The Word On The Street: Green Point Beach

This rather amusing bit of vandalism hails from 239 Banker Street; AKA: the Sweater Factory Lofts. And if what I saw this afternoon is any indication this building is— beyond any shadow of a doubt— being quite illegally pressed into service as residential space. Let’s review my findings, shall we?

For starters, you have a very residential throw pillow propping open a window and this rather stylish lamp. Not convinced yet? No worries, gentle readers. I am just getting warmed up.

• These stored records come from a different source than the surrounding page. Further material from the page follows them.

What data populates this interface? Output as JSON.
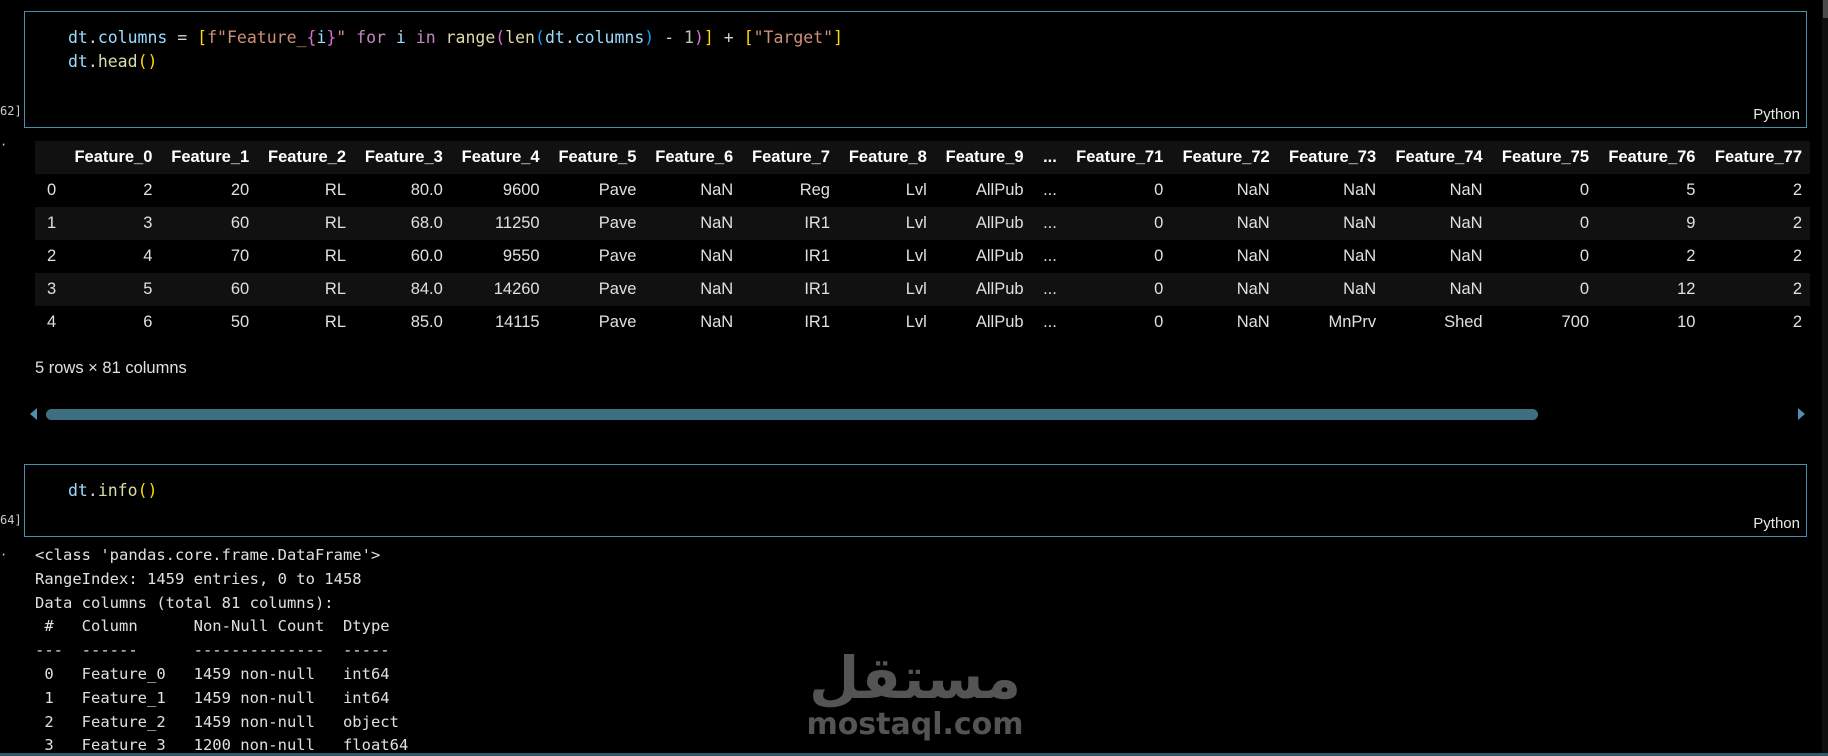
{
  "cells": [
    {
      "exec_label": "62]",
      "language": "Python",
      "code_lines": [
        "dt.columns = [f\"Feature_{i}\" for i in range(len(dt.columns) - 1)] + [\"Target\"]",
        "dt.head()"
      ]
    },
    {
      "exec_label": "64]",
      "language": "Python",
      "code_lines": [
        "dt.info()"
      ]
    }
  ],
  "output_marker": "·",
  "dataframe": {
    "columns": [
      "",
      "Feature_0",
      "Feature_1",
      "Feature_2",
      "Feature_3",
      "Feature_4",
      "Feature_5",
      "Feature_6",
      "Feature_7",
      "Feature_8",
      "Feature_9",
      "...",
      "Feature_71",
      "Feature_72",
      "Feature_73",
      "Feature_74",
      "Feature_75",
      "Feature_76",
      "Feature_77"
    ],
    "rows": [
      [
        "0",
        "2",
        "20",
        "RL",
        "80.0",
        "9600",
        "Pave",
        "NaN",
        "Reg",
        "Lvl",
        "AllPub",
        "...",
        "0",
        "NaN",
        "NaN",
        "NaN",
        "0",
        "5",
        "2"
      ],
      [
        "1",
        "3",
        "60",
        "RL",
        "68.0",
        "11250",
        "Pave",
        "NaN",
        "IR1",
        "Lvl",
        "AllPub",
        "...",
        "0",
        "NaN",
        "NaN",
        "NaN",
        "0",
        "9",
        "2"
      ],
      [
        "2",
        "4",
        "70",
        "RL",
        "60.0",
        "9550",
        "Pave",
        "NaN",
        "IR1",
        "Lvl",
        "AllPub",
        "...",
        "0",
        "NaN",
        "NaN",
        "NaN",
        "0",
        "2",
        "2"
      ],
      [
        "3",
        "5",
        "60",
        "RL",
        "84.0",
        "14260",
        "Pave",
        "NaN",
        "IR1",
        "Lvl",
        "AllPub",
        "...",
        "0",
        "NaN",
        "NaN",
        "NaN",
        "0",
        "12",
        "2"
      ],
      [
        "4",
        "6",
        "50",
        "RL",
        "85.0",
        "14115",
        "Pave",
        "NaN",
        "IR1",
        "Lvl",
        "AllPub",
        "...",
        "0",
        "NaN",
        "MnPrv",
        "Shed",
        "700",
        "10",
        "2"
      ]
    ],
    "shape_text": "5 rows × 81 columns"
  },
  "info_output": {
    "lines": [
      "<class 'pandas.core.frame.DataFrame'>",
      "RangeIndex: 1459 entries, 0 to 1458",
      "Data columns (total 81 columns):",
      " #   Column      Non-Null Count  Dtype  ",
      "---  ------      --------------  -----  ",
      " 0   Feature_0   1459 non-null   int64  ",
      " 1   Feature_1   1459 non-null   int64  ",
      " 2   Feature_2   1459 non-null   object ",
      " 3   Feature_3   1200 non-null   float64"
    ]
  },
  "watermark": {
    "arabic": "مستقل",
    "latin": "mostaql.com"
  },
  "colors": {
    "cell_border": "#4a8fae",
    "scroll_thumb": "#3e6f80",
    "background": "#000000"
  }
}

There were not one— but two people— waiting to view apartments therein. Naturally I took it upon myself to give them a very general run-down of the history of this building. E.g.: it was not legally permissible to reside at 239 Banker Street (by virtue of it being located in an Industrial Business Zone); it had been pressed into service as residential space previously; and this ended with a Vacate Order as issued by the Department of Buildings— and a class action suit filed by a number of tenants (who are, to my understanding, still waiting to get their deposit money back). Were they happy to hear this? No, they were not.

Just as I was not happy to watch this couple (tenants, presumably) exiting said building…

and this family moving their son into it. Naturally I took a moment to speak with them. They, as did everyone else I chatted with on Banker Street this afternoon, had a number of questions for me. Follows are a few:

  1. Our lawyer saw nothing wrong with the paperwork, so what makes you think this building is illegal to live in? My answer: check my site.
  2. If this building is illegal to live in, why are they leasing it as residential space? My answer: Excellent question. (But if I had to hazard to guess, I’d say greed.)
  3. If the Department of Buildings has been alerted that this space is being illegally leased as residential space, why aren’t they doing anything about it? My answer (once again): Excellent question…

This is a disgrace, folks…

Comments

4 Comments on The Word On The Street: Green Point Beach

  1. SpillConspirator on Sun, 25th Mar 2012 8:26 am
  2. And there’s so many light industrial businesses looking for space. I wonder how much DOB gets to clear the building for the landlord’s next batch of down payers.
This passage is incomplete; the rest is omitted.